Has the UK been overly influenced by the US on its foreign policy? Eric Draper/ The White House / AP Time Magazine
We
have a lot to be grateful to America for – particularly its commitment to European
security since the Second World War. The ties in language, culture, political
values and interests run deep. But in
the past decade our priorities became dangerously skewed. At best, the British
government allowed its desire for a hearing in Washington to lead it towards an
overly optimistic view of the outcome for success in both Iraq and Afghanistan;
at worst, the messianic tendencies of some of our leaders led them to spin the
available evidence to the detriment of parliamentary democracy. In either case,
we blundered badly in both conflicts in a way that diminished our standing with
emerging powers – and ultimately, in promising too much and delivering too
little, within the U.S. government. This can never happen again.

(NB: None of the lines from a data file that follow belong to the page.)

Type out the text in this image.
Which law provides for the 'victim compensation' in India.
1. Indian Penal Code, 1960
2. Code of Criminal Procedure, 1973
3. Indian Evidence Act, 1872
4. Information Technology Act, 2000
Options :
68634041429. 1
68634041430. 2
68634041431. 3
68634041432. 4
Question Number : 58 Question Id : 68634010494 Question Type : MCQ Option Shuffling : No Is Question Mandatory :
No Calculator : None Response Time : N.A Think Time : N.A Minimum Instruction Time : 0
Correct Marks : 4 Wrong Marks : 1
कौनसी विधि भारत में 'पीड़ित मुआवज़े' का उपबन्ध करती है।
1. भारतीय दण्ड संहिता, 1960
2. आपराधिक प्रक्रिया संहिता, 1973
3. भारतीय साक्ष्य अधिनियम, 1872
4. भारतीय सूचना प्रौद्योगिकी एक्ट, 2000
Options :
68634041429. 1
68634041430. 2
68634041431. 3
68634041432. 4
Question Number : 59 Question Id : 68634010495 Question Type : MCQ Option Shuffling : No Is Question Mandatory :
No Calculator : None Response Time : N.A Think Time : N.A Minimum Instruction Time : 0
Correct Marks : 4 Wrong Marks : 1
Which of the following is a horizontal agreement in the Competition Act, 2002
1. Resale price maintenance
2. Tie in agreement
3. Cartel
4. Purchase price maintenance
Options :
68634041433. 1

We must be a
critical friend to the United States, be honest about our limitations, and
realise that Europe's diminishing importance in America's grand design cannot
be wholly compensated for by ever greater British tribute in blood and
treasure.
There
are no easy options for a middling power like the United Kingdom. The road
ahead is more difficult than it has been since 1981: we will have to forego a
quick buck of the next Big Bang, as well as the cheap thrill of the odd Oval
Office meeting. We may, however, emerge a more balanced country as a result.